Zal’ın üç anlamı vardır.
Biri pehlivan manasındadır.
İkincisi yaşlı adam demektir.
Üçüncüsü ise, biraz zorlama gelecek ama zalim kelimesinin kökenidir.
Zalim, Zal gibi kötülüklerle dolu insan demektir.
Zal Mahmut, Bostancı ocağında ağadır.
Kapıcıbaşı olduğu da söylenir.
Enderun’dan yetişme başarılı devlet adamı.
Lâkin Şehzade Mustafa’nın katlinde görev almış.
Hem de ne görev!..
Hatta çadırda cellâtların kement atmasına yardım etmiş.
Kanuni Sultan Süleyman’ın Mahidevran Sultan’dan olan oğlu
Şehzade Mustafa’yı Hürrem Sultan ve Rüstem Paşa’nın
kışkırtmaları sonucunda boğdurmaya karar verir.
Bütün bunların üzerine İran seferine çıkılmış, Şehzade Mustafa Konya’ya davet edilmiş,
padişah da 5 Ekim 1553’de Konya Ereğlisi yakınlarında otağını kurdurmuştur.
6 Ekim günü Şehzade Mustafa babasını görmek için otağı hümayuna girmiş ve
çadırın içindeki dilsiz cellatlar tarafından yay ipiyle boğulma ya çalışılmış.
Ancak güçlü ve kuvvetli şehzade cellatların ellerinden kurtulmayı başarmışsa da
o sırada Zal Mahmut’un şehzadeyi ayağından yakalaması sonucunda yere serilmiş,
Mahmut Ağa’nın kemendi ve yahut da cellatlar eliyle hayatına son verilmiştir.
Mustafa’yı boğduktan sonra
Mahmut Ağa’ya Kanuni tarafından ‘‘Zal’’ lakabı verilmiştir.
Kanuni’nin gözüne giren Mahmut Ağa, sonra
Halep ve Budin Beylerbeyliklerine ardından da
1565 yılında da Anadolu Beylerbeyliğine getirilerek rütbesi yükseltilmiştir
Yani bütün kariyerini ve zenginliğini o korkunç cinayet sayesinde yapmış.
Fakat bu olaydan sonra çarşılarda dolaşırken,
insanlar bu adamın yüzünü görmemek için arkasını döner olmuş.
Artık insan içine çıkmamaya başlamış.
Hayatı sarayda geçmiş.
Mimar Sinan’dan kendi adına bir külliye yapmasını ister.
Mustafa’yı çok seven Mimar Sinan da bu adamı birkaç yıl oyalar.

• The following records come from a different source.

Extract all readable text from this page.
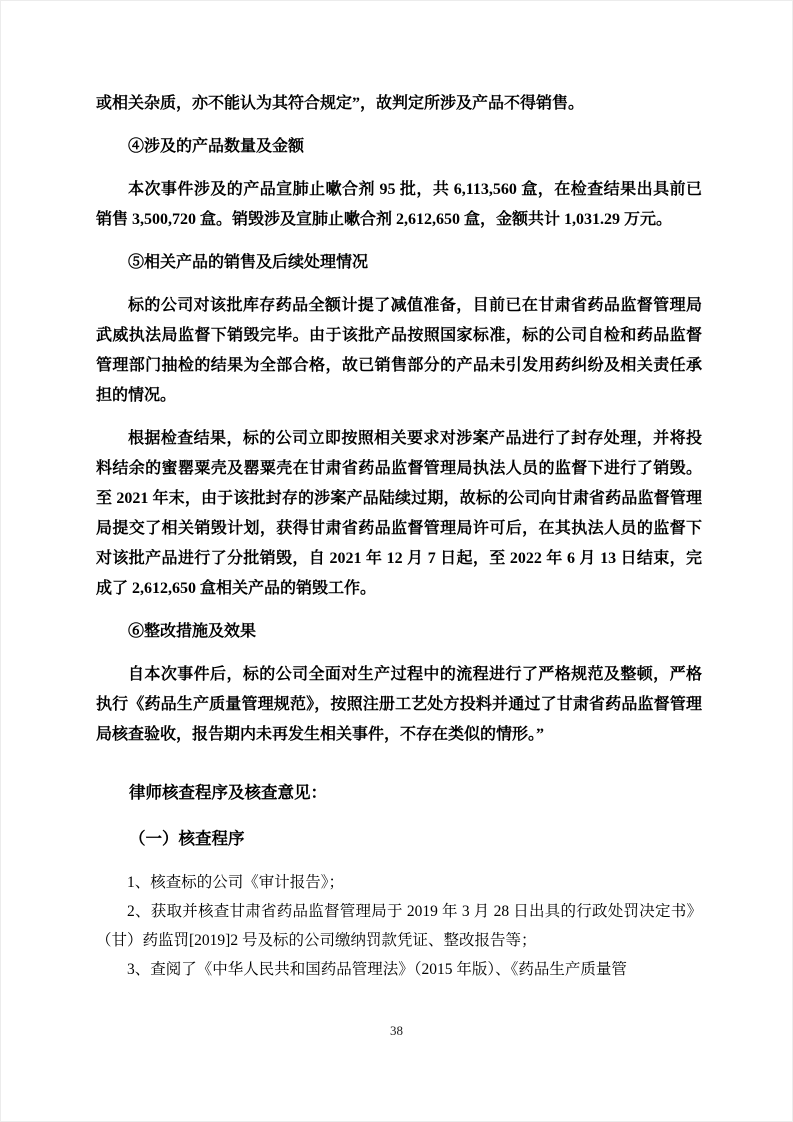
或相关杂质，亦不能认为其符合规定”，故判定所涉及产品不得销售。

④涉及的产品数量及金额

本次事件涉及的产品宣肺止嗽合剂 95 批，共 6,113,560 盒，在检查结果出具前已销售 3,500,720 盒。销毁涉及宣肺止嗽合剂 2,612,650 盒，金额共计 1,031.29 万元。

⑤相关产品的销售及后续处理情况

标的公司对该批库存药品全额计提了减值准备，目前已在甘肃省药品监督管理局武威执法局监督下销毁完毕。由于该批产品按照国家标准，标的公司自检和药品监督管理部门抽检的结果为全部合格，故已销售部分的产品未引发用药纠纷及相关责任承担的情况。

根据检查结果，标的公司立即按照相关要求对涉案产品进行了封存处理，并将投料结余的蜜罂粟壳及罂粟壳在甘肃省药品监督管理局执法人员的监督下进行了销毁。至 2021 年末，由于该批封存的涉案产品陆续过期，故标的公司向甘肃省药品监督管理局提交了相关销毁计划，获得甘肃省药品监督管理局许可后，在其执法人员的监督下对该批产品进行了分批销毁，自 2021 年 12 月 7 日起，至 2022 年 6 月 13 日结束，完成了 2,612,650 盒相关产品的销毁工作。

⑥整改措施及效果

自本次事件后，标的公司全面对生产过程中的流程进行了严格规范及整顿，严格执行《药品生产质量管理规范》，按照注册工艺处方投料并通过了甘肃省药品监督管理局核查验收，报告期内未再发生相关事件，不存在类似的情形。”

律师核查程序及核查意见：

（一）核查程序

1、核查标的公司《审计报告》；

2、获取并核查甘肃省药品监督管理局于 2019 年 3 月 28 日出具的行政处罚决定书》（甘）药监罚[2019]2 号及标的公司缴纳罚款凭证、整改报告等；

3、查阅了《中华人民共和国药品管理法》（2015 年版）、《药品生产质量管

38
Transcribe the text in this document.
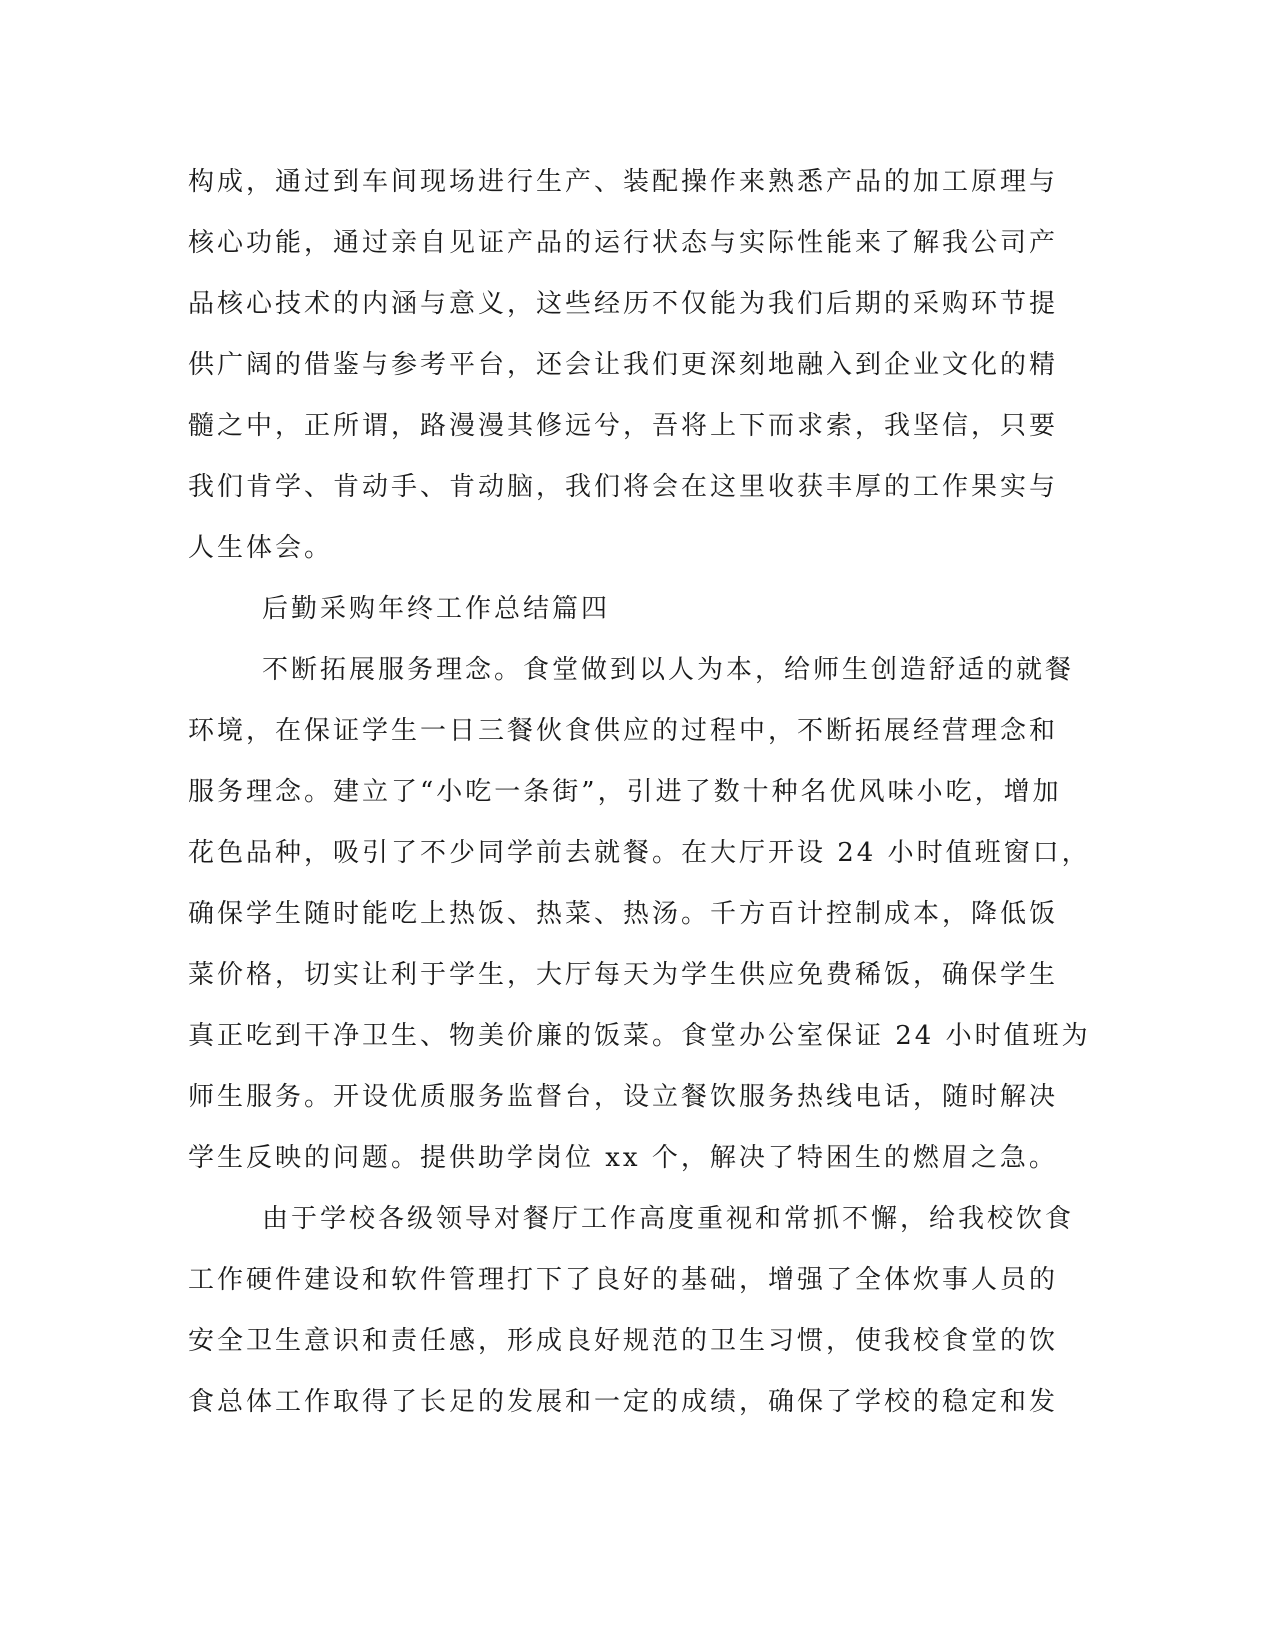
构成，通过到车间现场进行生产、装配操作来熟悉产品的加工原理与
核心功能，通过亲自见证产品的运行状态与实际性能来了解我公司产
品核心技术的内涵与意义，这些经历不仅能为我们后期的采购环节提
供广阔的借鉴与参考平台，还会让我们更深刻地融入到企业文化的精
髓之中，正所谓，路漫漫其修远兮，吾将上下而求索，我坚信，只要
我们肯学、肯动手、肯动脑，我们将会在这里收获丰厚的工作果实与
人生体会。
后勤采购年终工作总结篇四
不断拓展服务理念。食堂做到以人为本，给师生创造舒适的就餐
环境，在保证学生一日三餐伙食供应的过程中，不断拓展经营理念和
服务理念。建立了“小吃一条街”，引进了数十种名优风味小吃，增加
花色品种，吸引了不少同学前去就餐。在大厅开设 24 小时值班窗口，
确保学生随时能吃上热饭、热菜、热汤。千方百计控制成本，降低饭
菜价格，切实让利于学生，大厅每天为学生供应免费稀饭，确保学生
真正吃到干净卫生、物美价廉的饭菜。食堂办公室保证 24 小时值班为
师生服务。开设优质服务监督台，设立餐饮服务热线电话，随时解决
学生反映的问题。提供助学岗位 xx 个，解决了特困生的燃眉之急。
由于学校各级领导对餐厅工作高度重视和常抓不懈，给我校饮食
工作硬件建设和软件管理打下了良好的基础，增强了全体炊事人员的
安全卫生意识和责任感，形成良好规范的卫生习惯，使我校食堂的饮
食总体工作取得了长足的发展和一定的成绩，确保了学校的稳定和发
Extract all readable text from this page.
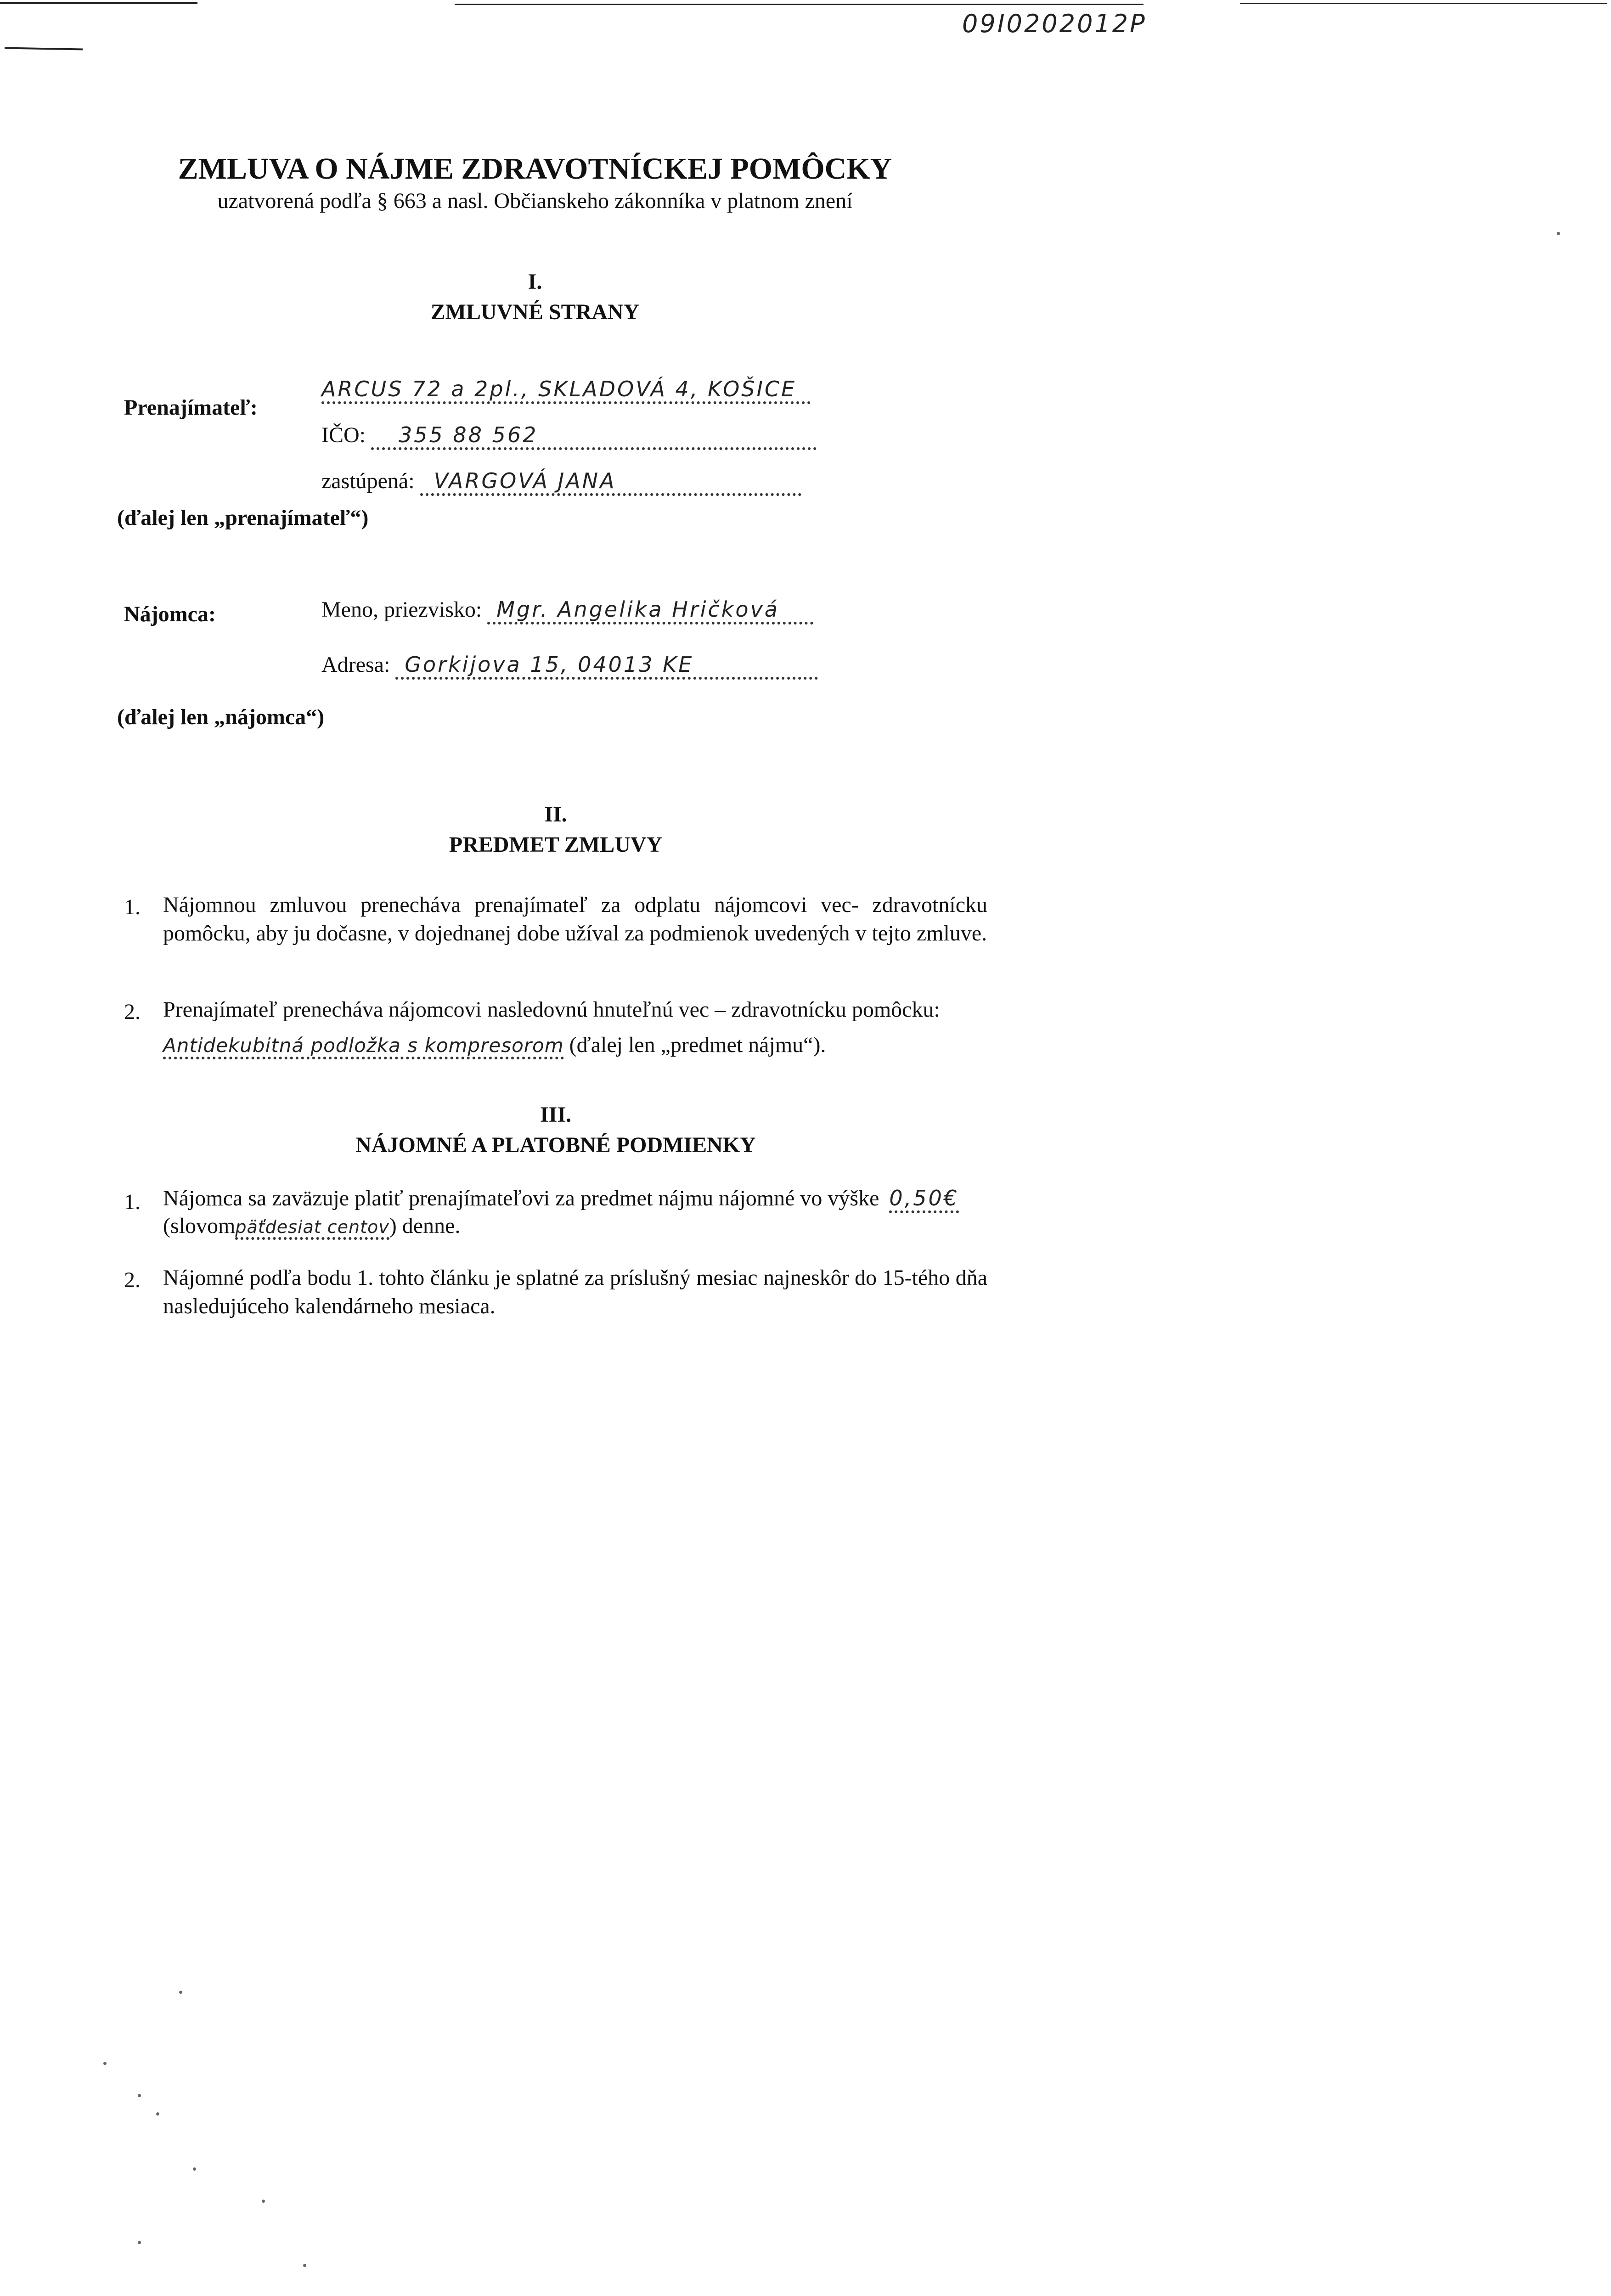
09I0202012P
ZMLUVA O NÁJME ZDRAVOTNÍCKEJ POMÔCKY
uzatvorená podľa § 663 a nasl. Občianskeho zákonníka v platnom znení
I.
ZMLUVNÉ STRANY
Prenajímateľ:
ARCUS 72 a 2pl., SKLADOVÁ 4, KOŠICE
IČO: 355 88 562
zastúpená: VARGOVÁ JANA
(ďalej len „prenajímateľ“)
Nájomca:	Meno, priezvisko: Mgr. Angelika Hričková
Adresa: Gorkijova 15, 04013 KE
(ďalej len „nájomca“)
II.
PREDMET ZMLUVY
1. Nájomnou zmluvou prenecháva prenajímateľ za odplatu nájomcovi vec- zdravotnícku pomôcku, aby ju dočasne, v dojednanej dobe užíval za podmienok uvedených v tejto zmluve.
2. Prenajímateľ prenecháva nájomcovi nasledovnú hnuteľnú vec – zdravotnícku pomôcku:
Antidekubitná podložka s kompresorom (ďalej len „predmet nájmu“).
III.
NÁJOMNÉ A PLATOBNÉ PODMIENKY
1. Nájomca sa zaväzuje platiť prenajímateľovi za predmet nájmu nájomné vo výške 0,50€
(slovompäťdesiat centov) denne.
2. Nájomné podľa bodu 1. tohto článku je splatné za príslušný mesiac najneskôr do 15-tého dňa nasledujúceho kalendárneho mesiaca.
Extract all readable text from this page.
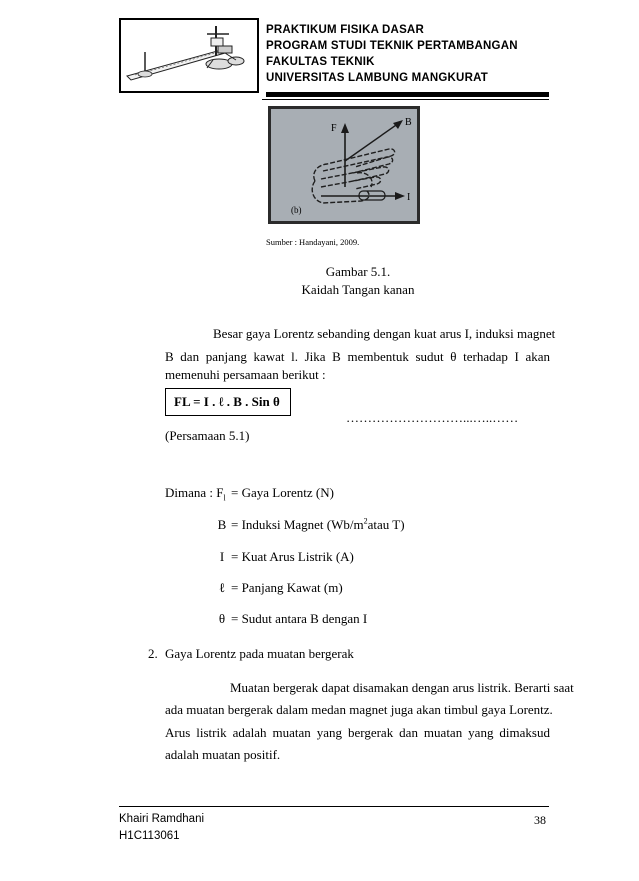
PRAKTIKUM FISIKA DASAR
PROGRAM STUDI TEKNIK PERTAMBANGAN
FAKULTAS TEKNIK
UNIVERSITAS LAMBUNG MANGKURAT
F
B
I
(b)
Sumber : Handayani, 2009.
Gambar 5.1.
Kaidah Tangan kanan
Besar gaya Lorentz sebanding dengan kuat arus I, induksi magnet
B dan panjang kawat l. Jika B membentuk sudut θ terhadap I akan
memenuhi persamaan berikut :
FL = I . ℓ . B . Sin θ
………………………...…..……
(Persamaan 5.1)
Dimana : $F_l$ = Gaya Lorentz (N)
B = Induksi Magnet ($Wb/m^2atau$ T)
I = Kuat Arus Listrik (A)
ℓ = Panjang Kawat (m)
θ = Sudut antara B dengan I
2. Gaya Lorentz pada muatan bergerak
Muatan bergerak dapat disamakan dengan arus listrik. Berarti saat
ada muatan bergerak dalam medan magnet juga akan timbul gaya Lorentz.
Arus listrik adalah muatan yang bergerak dan muatan yang dimaksud
adalah muatan positif.
Khairi Ramdhani
H1C113061
38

O sırada Kanuni Sultan hayatını kaybeder.
Şehzade Beyazıt’a karşı 2. Selim’e destek olmuş Zal Paşa.
Sarhoş Selim de padişah olunca paşanın kariyerini daha bir yükseltti.
Kızı Şah Sultan’ı da onunla evlendirdi.
Neticede Mimar Sinan bir ağa, o ise koca bir paşa.
Sonunda Zal Paşa’ya boyun büker.
Cami, 1577 yılında açılır.
Zal Mahmut, caminin açılış duası için babasını davet eder.
Rivayet odur ki paşanın babası şöyle beddua etmiş;
“Sen ki Mustafa’nın katilisin, o caminin kapısından adımımı atmam.
Dilerim ki camin olsun ama cemaatin asla olmasın”
Şerbetçiler, kaymakçılar, macuncular getirtmiş İstanbul’un dört bir yanından.
Cambazlar tutmuş ve hokkabazlar gelmiş.
Ama o gün duaya tek bir Allah’ın kulu bile gelmemiş.
Yıllarca camiye halktan kimse adım atmaz.
Herkes lanetle anar, Şehzade Mustafa’nın son nefesi ve
Zal Mahmut Paşa’nın babasının sözleri sarar adeta duvarlarını.
Mimar Sinan’ın bile bu camiyi istemeyerek,
mecbur kaldığı için yapığı bilinir.
Lakin tarihi kazananlar yazar…
Şimdi o caminin cemaati eksik olmaz.
Belki de Zal Mahmut Paşa’ya hayır dua edenler vardır
o caminin duvarlarının arasında.
Bilmezler Şehzade Mustafa’nın boynuna kementi kimin attığını.